Leyrer, M., Linkenauger, S., Bülthoff, H., Kloos, U., & Mohler, B. (2011). The influence of a scaled third-person animated avatar on perception and action in virtual environments. Poster presented at 11th Annual Meeting of the Vision Sciences Society (VSS 2011), Naples, FL, USA.


Cite as: https://hdl.handle.net/11858/00-001M-0000-0013-BA8E-7
Abstract
Newer technology is allowing for virtual environments to become more realistic by providing visual image quality that is very similar to that in the real world. Regardless, egocentric distances estimates in virtual reality have been shown to be underestimated (Thompson et al., 2004). Interestingly, this underestimation decreases after individuals view self-representing avatars in the virtual environment; especially when the avatars are self-animated (Mohler et al., 2010). These finding support perspectives on embodied perception which assert that the body and its action capabilities can act as a “perceptual ruler” that the perceiver uses to scale the world. To test this perspective, we immersed participants into a full-cue, virtual environment where they viewed a self-animated avatar from behind at a distance of 3.5 m away at the same eye-height as the avatar. We manipulated the relationship between the size of the avatar and the size of the virtual room (which included familiar objects) to see if participants would attribute these changes either to the size of the world or to the size of their body.
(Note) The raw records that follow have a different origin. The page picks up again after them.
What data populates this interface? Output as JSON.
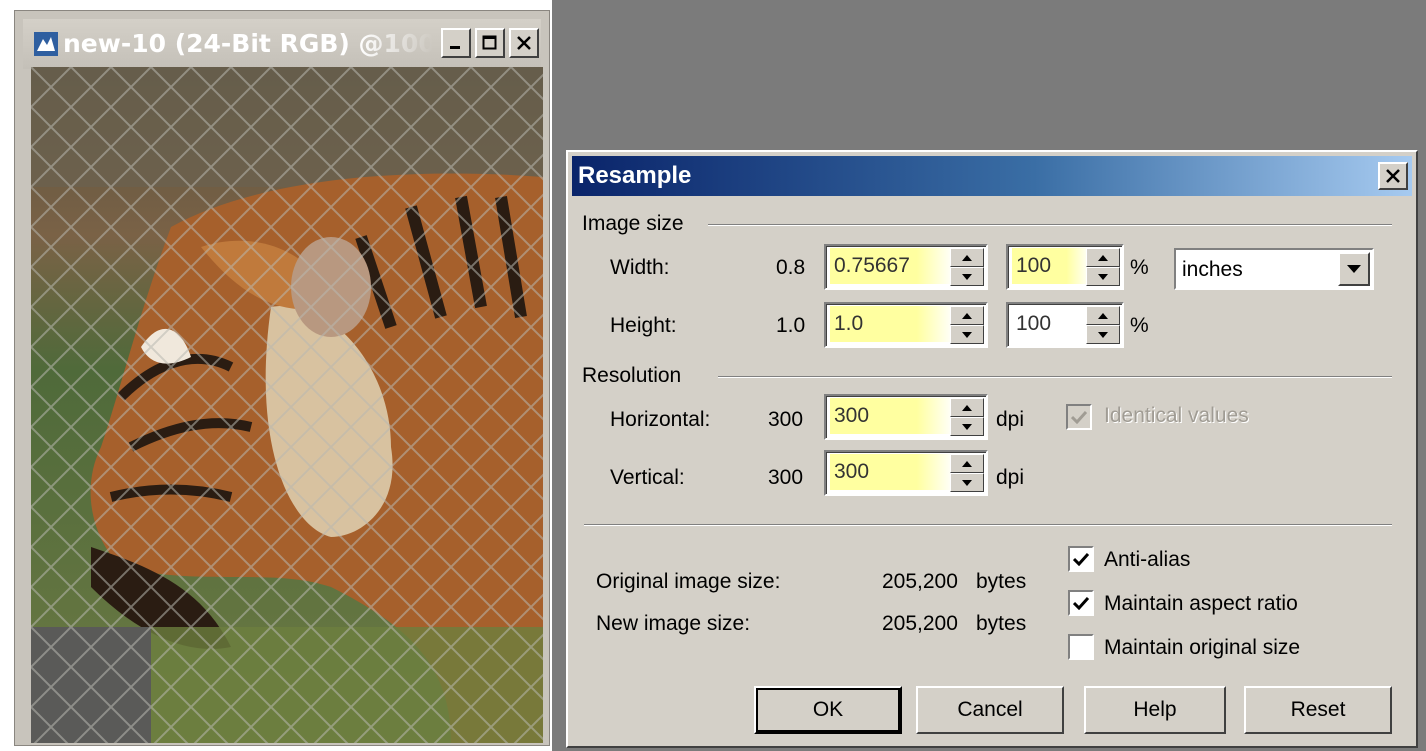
{
  "image_window": {
    "title": "new-10 (24-Bit RGB) @100...",
    "controls": [
      "minimize",
      "maximize",
      "close"
    ]
  },
  "dialog": {
    "title": "Resample",
    "image_size": {
      "group_label": "Image size",
      "width": {
        "label": "Width:",
        "original": "0.8",
        "value": "0.75667",
        "percent": "100",
        "percent_symbol": "%"
      },
      "height": {
        "label": "Height:",
        "original": "1.0",
        "value": "1.0",
        "percent": "100",
        "percent_symbol": "%"
      },
      "units": "inches"
    },
    "resolution": {
      "group_label": "Resolution",
      "horizontal": {
        "label": "Horizontal:",
        "original": "300",
        "value": "300",
        "unit": "dpi"
      },
      "vertical": {
        "label": "Vertical:",
        "original": "300",
        "value": "300",
        "unit": "dpi"
      },
      "identical_values": {
        "label": "Identical values",
        "checked": true,
        "enabled": false
      }
    },
    "sizes": {
      "original_label": "Original image size:",
      "original_value": "205,200",
      "new_label": "New image size:",
      "new_value": "205,200",
      "unit": "bytes"
    },
    "options": {
      "anti_alias": {
        "label": "Anti-alias",
        "checked": true
      },
      "maintain_aspect": {
        "label": "Maintain aspect ratio",
        "checked": true
      },
      "maintain_original": {
        "label": "Maintain original size",
        "checked": false
      }
    },
    "buttons": {
      "ok": "OK",
      "cancel": "Cancel",
      "help": "Help",
      "reset": "Reset"
    }
  }
}
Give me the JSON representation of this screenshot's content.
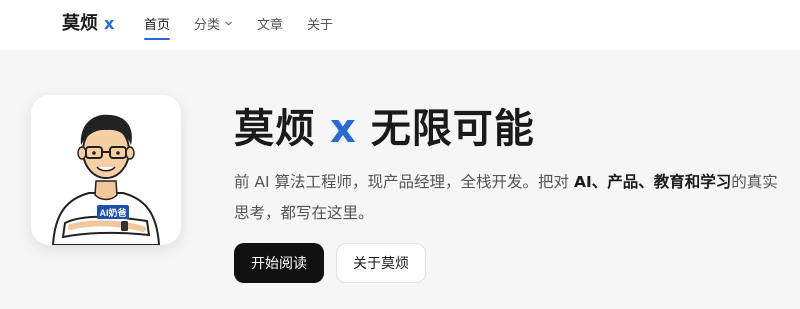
{
  "header": {
    "brand_name": "莫烦",
    "brand_x": "x",
    "nav": [
      {
        "label": "首页",
        "active": true
      },
      {
        "label": "分类",
        "has_dropdown": true
      },
      {
        "label": "文章"
      },
      {
        "label": "关于"
      }
    ]
  },
  "hero": {
    "title_prefix": "莫烦",
    "title_x": "x",
    "title_suffix": "无限可能",
    "desc_part1": "前 AI 算法工程师，现产品经理，全栈开发。把对 ",
    "desc_bold": "AI、产品、教育和学习",
    "desc_part2": "的真实思考，都写在这里。",
    "avatar_badge": "AI奶爸",
    "primary_button": "开始阅读",
    "secondary_button": "关于莫烦"
  },
  "colors": {
    "accent": "#2a6ad6",
    "primary_button_bg": "#111111"
  }
}
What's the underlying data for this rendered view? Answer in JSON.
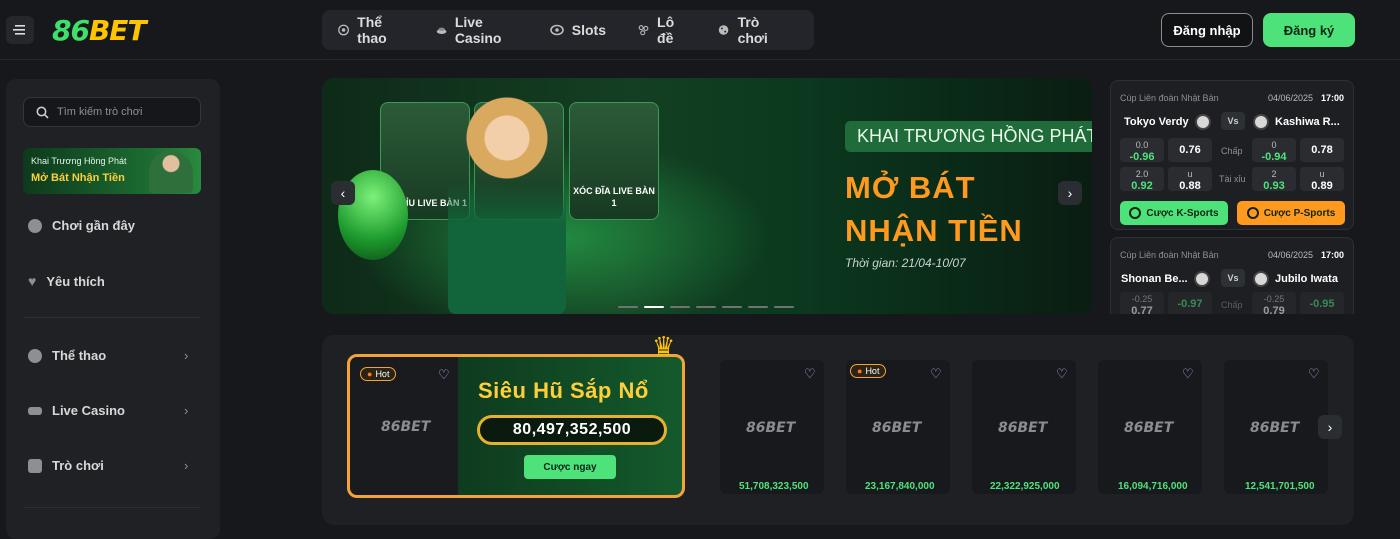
{
  "header": {
    "logo": {
      "part1": "86",
      "part2": "BET"
    },
    "nav": [
      {
        "label": "Thể thao",
        "icon": "soccer-ball-icon"
      },
      {
        "label": "Live Casino",
        "icon": "casino-chips-icon"
      },
      {
        "label": "Slots",
        "icon": "slot-icon"
      },
      {
        "label": "Lô đề",
        "icon": "lottery-balls-icon"
      },
      {
        "label": "Trò chơi",
        "icon": "dice-icon"
      }
    ],
    "login_label": "Đăng nhập",
    "register_label": "Đăng ký"
  },
  "sidebar": {
    "search_placeholder": "Tìm kiếm trò chơi",
    "promo": {
      "line1": "Khai Trương Hồng Phát",
      "line2": "Mở Bát Nhận Tiền"
    },
    "items": [
      {
        "label": "Chơi gần đây",
        "icon": "clock-icon"
      },
      {
        "label": "Yêu thích",
        "icon": "heart-icon"
      },
      {
        "label": "Thể thao",
        "icon": "soccer-ball-icon"
      },
      {
        "label": "Live Casino",
        "icon": "casino-chips-icon"
      },
      {
        "label": "Trò chơi",
        "icon": "dice-icon"
      }
    ]
  },
  "banner": {
    "cards": [
      "TÀI XỈU LIVE BÀN 1",
      "XÓC ĐĨA LIVE BÀN 1"
    ],
    "tag": "KHAI TRƯƠNG HỒNG PHÁT",
    "headline1": "MỞ BÁT",
    "headline2": "NHẬN TIỀN",
    "time": "Thời gian: 21/04-10/07",
    "slides": 7,
    "active_slide": 2
  },
  "matches": [
    {
      "league": "Cúp Liên đoàn Nhật Bản",
      "date": "04/06/2025",
      "time": "17:00",
      "home": "Tokyo Verdy",
      "away": "Kashiwa R...",
      "vs": "Vs",
      "handicap_label": "Chấp",
      "total_label": "Tài xỉu",
      "h1_top": "0.0",
      "h1_val": "-0.96",
      "h2_val": "0.76",
      "a1_top": "0",
      "a1_val": "-0.94",
      "a2_val": "0.78",
      "t1_top": "2.0",
      "t1_val": "0.92",
      "t2_top": "u",
      "t2_val": "0.88",
      "t3_top": "2",
      "t3_val": "0.93",
      "t4_top": "u",
      "t4_val": "0.89",
      "btn_k": "Cược K-Sports",
      "btn_p": "Cược P-Sports"
    },
    {
      "league": "Cúp Liên đoàn Nhật Bản",
      "date": "04/06/2025",
      "time": "17:00",
      "home": "Shonan Be...",
      "away": "Jubilo Iwata",
      "vs": "Vs",
      "handicap_label": "Chấp",
      "h1_top": "-0.25",
      "h1_val": "0.77",
      "h2_val": "-0.97",
      "a1_top": "-0.25",
      "a1_val": "0.79",
      "a2_val": "-0.95"
    }
  ],
  "jackpot": {
    "hot_label": "Hot",
    "title": "Siêu Hũ Sắp Nổ",
    "amount": "80,497,352,500",
    "bet_label": "Cược ngay",
    "logo_text": "86BET",
    "games": [
      {
        "value": "51,708,323,500",
        "hot": false
      },
      {
        "value": "23,167,840,000",
        "hot": true
      },
      {
        "value": "22,322,925,000",
        "hot": false
      },
      {
        "value": "16,094,716,000",
        "hot": false
      },
      {
        "value": "12,541,701,500",
        "hot": false
      }
    ]
  },
  "colors": {
    "accent": "#4ee37a",
    "orange": "#ff9a1f",
    "gold": "#ffc400",
    "bg": "#17181c"
  }
}
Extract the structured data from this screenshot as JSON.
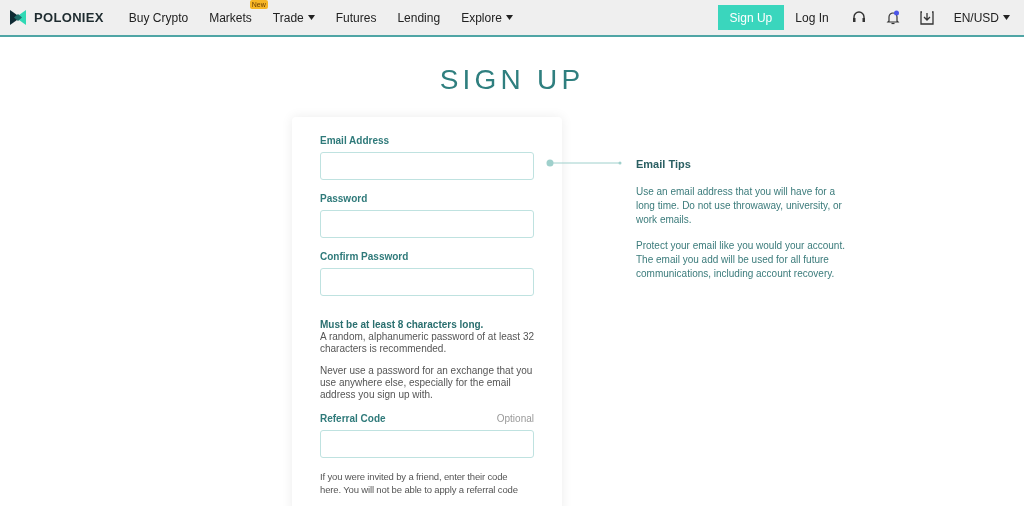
{
  "header": {
    "brand": "POLONIEX",
    "nav": [
      {
        "label": "Buy Crypto",
        "dropdown": false
      },
      {
        "label": "Markets",
        "dropdown": false,
        "badge": "New"
      },
      {
        "label": "Trade",
        "dropdown": true
      },
      {
        "label": "Futures",
        "dropdown": false
      },
      {
        "label": "Lending",
        "dropdown": false
      },
      {
        "label": "Explore",
        "dropdown": true
      }
    ],
    "signup_button": "Sign Up",
    "login_link": "Log In",
    "notification_unread": true,
    "locale": "EN/USD"
  },
  "title": "SIGN UP",
  "form": {
    "fields": [
      {
        "label": "Email Address"
      },
      {
        "label": "Password"
      },
      {
        "label": "Confirm Password"
      }
    ],
    "password_rule": "Must be at least 8 characters long.",
    "password_notes": [
      "A random, alphanumeric password of at least 32 characters is recommended.",
      "Never use a password for an exchange that you use anywhere else, especially for the email address you sign up with."
    ],
    "referral": {
      "label": "Referral Code",
      "hint": "Optional",
      "note": "If you were invited by a friend, enter their code here. You will not be able to apply a referral code"
    }
  },
  "tips": {
    "title": "Email Tips",
    "paragraphs": [
      "Use an email address that you will have for a long time. Do not use throwaway, university, or work emails.",
      "Protect your email like you would your account. The email you add will be used for all future communications, including account recovery."
    ]
  }
}
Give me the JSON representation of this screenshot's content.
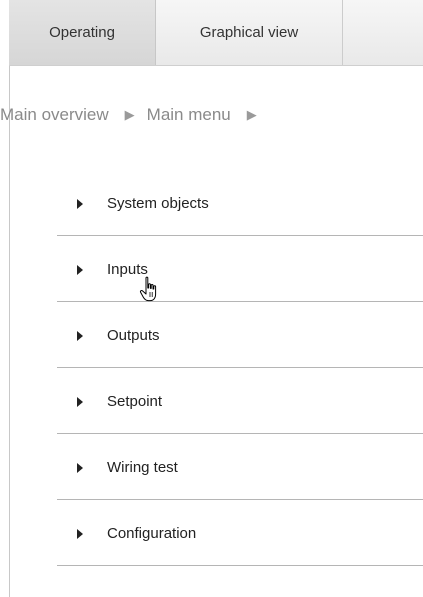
{
  "tabs": [
    {
      "label": "Operating",
      "active": true
    },
    {
      "label": "Graphical view",
      "active": false
    }
  ],
  "breadcrumb": {
    "items": [
      {
        "label": "Main overview"
      },
      {
        "label": "Main menu"
      }
    ],
    "separator": "▶"
  },
  "menu": {
    "items": [
      {
        "label": "System objects"
      },
      {
        "label": "Inputs"
      },
      {
        "label": "Outputs"
      },
      {
        "label": "Setpoint"
      },
      {
        "label": "Wiring test"
      },
      {
        "label": "Configuration"
      }
    ]
  },
  "cursor": {
    "icon": "hand-pointer-icon",
    "hovered_item": "Inputs"
  },
  "colors": {
    "active_tab": "#dcdcdc",
    "breadcrumb_text": "#8a8a8a",
    "divider": "#b5b5b5",
    "menu_text": "#222222"
  }
}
Participants made verbal estimates about the size of self and the world and performed a walking-in-place task. We found that participants verbally attributed the apparent size difference to the virtual world and not to the self which suggests that space perception is grounded in the physical body. Further, we found an influence of condition on the post/pre walking-in-place drift suggesting that the participants felt embodied in the third person animated avatar. Further research needs to be conducted in order to fully understand the relative importance of visual cues about self, such as motion coupling, eye-height and distance of avatar from observer, on perception and action in virtual worlds.